Malte : de nouvelles menaces contre The Shift News révèlent la pratique abusive de lois sur la diffamation
Une nouvelle menace d’action en justice contre la plateforme de journalisme d’investigation maltaise The Shift News met en évidence le recours de plus en plus abusif, au niveau international, à des lois sur la diffamation pour réduire au silence des enquêtes d'intérêt public. Reporters sans frontières (RSF) condamne cette nouvelle tentative de pression sur The Shift News et souligne la nécessité de prendre des mesures contre les menaces que la pratique des procès en diffamation fait peser sur le journalisme, et plus généralement sur la liberté de la presse.
Le 6 mars 2019, The Shift News a reçu une lettre du cabinet d’avocats londonien Simons Muirhead & Burton. Elle demandait, au nom du banquier russe Ruben Vardanyan, la suppression d’un article publié le 4 mars sous le titre « Troika Laundromat : comment les Russes ont transféré leur argent à l’Ouest ».
Cet article faisait état des révélations de l’enquête « Troika Laundromat » réalisée par l’Organized Crime and Corruption Reporting Project (OCCRP). Celle-ci révèle l’existence d’un système complexe de blanchiment d'argent organisé autour de la banque privée d’investissement russe Troika Dialog, qu’a dirigée Vardanyan. Dans sa lettre, le cabinet Simons Muirhead & Burton affirmait que l’article impliquait « des conséquences défavorables potentiellement très graves » pour Vardanyan, et déclarait : « Nous exigeons le retrait immédiat de l’article. »
The Shift News s’impose aujourd’hui comme l’un des seuls médias maltais qui, après l’assassinat de la journaliste Daphné Caruana Galizia en octobre 2017, continue de pratiquer un journalisme d’investigation de fond sur des sujets sensibles comme la corruption. Il a déjà subi plusieurs menaces de poursuites en diffamation, notamment de la part de Henley & Partners, une entreprise londonienne de conseil en citoyenneté mondiale et en résidence. The Shift News a toujours refusé de se plier aux demandes de retrait de contenu et a déclaré qu’il ne répondra pas à la demande de Vardanyan.

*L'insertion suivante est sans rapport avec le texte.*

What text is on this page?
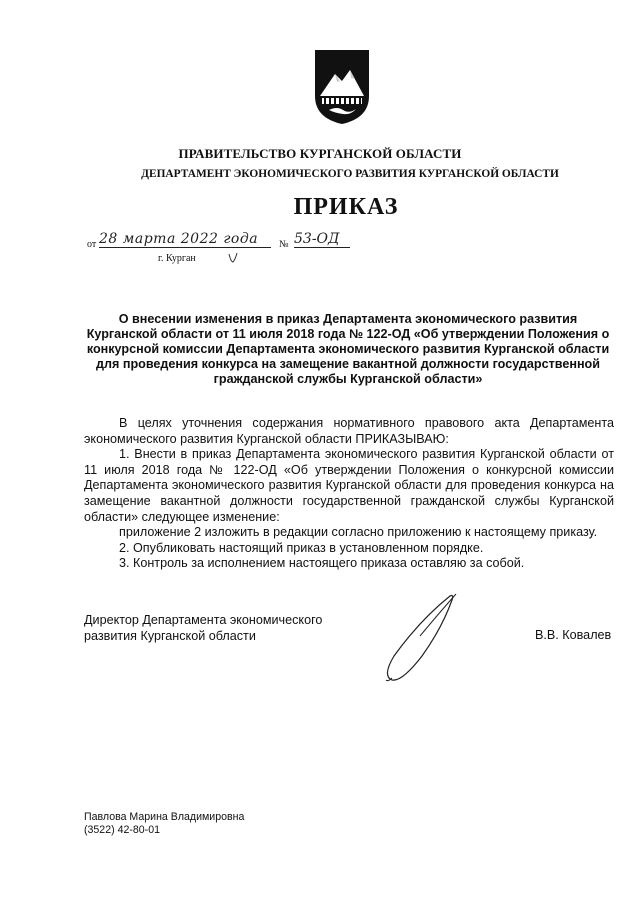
ПРАВИТЕЛЬСТВО КУРГАНСКОЙ ОБЛАСТИ
ДЕПАРТАМЕНТ ЭКОНОМИЧЕСКОГО РАЗВИТИЯ КУРГАНСКОЙ ОБЛАСТИ
ПРИКАЗ
от 28 марта 2022 года	№ 53-ОД
г. Курган
О внесении изменения в приказ Департамента экономического развития Курганской области от 11 июля 2018 года № 122-ОД «Об утверждении Положения о конкурсной комиссии Департамента экономического развития Курганской области для проведения конкурса на замещение вакантной должности государственной гражданской службы Курганской области»

В целях уточнения содержания нормативного правового акта Департамента экономического развития Курганской области ПРИКАЗЫВАЮ:

1. Внести в приказ Департамента экономического развития Курганской области от 11 июля 2018 года № 122-ОД «Об утверждении Положения о конкурсной комиссии Департамента экономического развития Курганской области для проведения конкурса на замещение вакантной должности государственной гражданской службы Курганской области» следующее изменение:

приложение 2 изложить в редакции согласно приложению к настоящему приказу.

2. Опубликовать настоящий приказ в установленном порядке.

3. Контроль за исполнением настоящего приказа оставляю за собой.

Директор Департамента экономического
развития Курганской области	В.В. Ковалев
Павлова Марина Владимировна
(3522) 42-80-01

« Nous condamnons cette nouvelle menace comme étant la plus récente d’une longue série de tentatives visant à faire pression sur The Shift News, qui continue courageusement à mener des enquêtes risquées que d’autres n’osent même pas envisager. Elle souligne également l’abus croissant, au niveau international, de lois sur la diffamation pour étouffer les reportages d’investigation d’intérêt public - bien trop souvent avec l’implication de sociétés basées à Londres dans ce qui se résume à des tentatives de censure de médias indépendants », a déclaré Rebecca Vincent, directrice du bureau de RSF à Londres.
A Malte, la loi sur la diffamation a fait l’objet d’utilisations abusives : plus de 16 mois après son assassinat, un total de 27 actions en diffamation contre Daphné Caruana Galizia sont toujours en cours à titre posthume. L’une a été engagée par le Premier ministre Joseph Muscat – qui poursuit également le fils de la journaliste, Matthew Caruana Galizia. Deux autres actions ont été initiées par Keith Schembri, chef de cabinet de Mascate, et une par Konrad Mizzi, ministre du Tourisme, qui, aujourd’hui, a abandonné deux poursuites contre Caruana Galizia liées aux articles de Panama.
Le 4 mars, Rebecca Vincent, directrice du bureau de RSF à Londres, a participé à un atelier à la faculté de droit de l’université d’Aberdeen, où des experts internationaux ont examiné le recours croissant aux Poursuites stratégiques contre la participation publique (Strategic Lawsuits Against Public Participation, ou SLAPP), les actions contre The Shift Newset Daphne Caruana Galizia ayant servi d’études de cas. RSF et d'autres participants se sont engagés à explorer d’autres possibilités de collaboration pour faire face aux menaces croissantes que l’abus des lois sur la diffamation fait peser sur le journalisme et la liberté de la presse en général.
Malte occupe la 65e place sur 180 au Classement mondial de la liberté de la presse de RSF.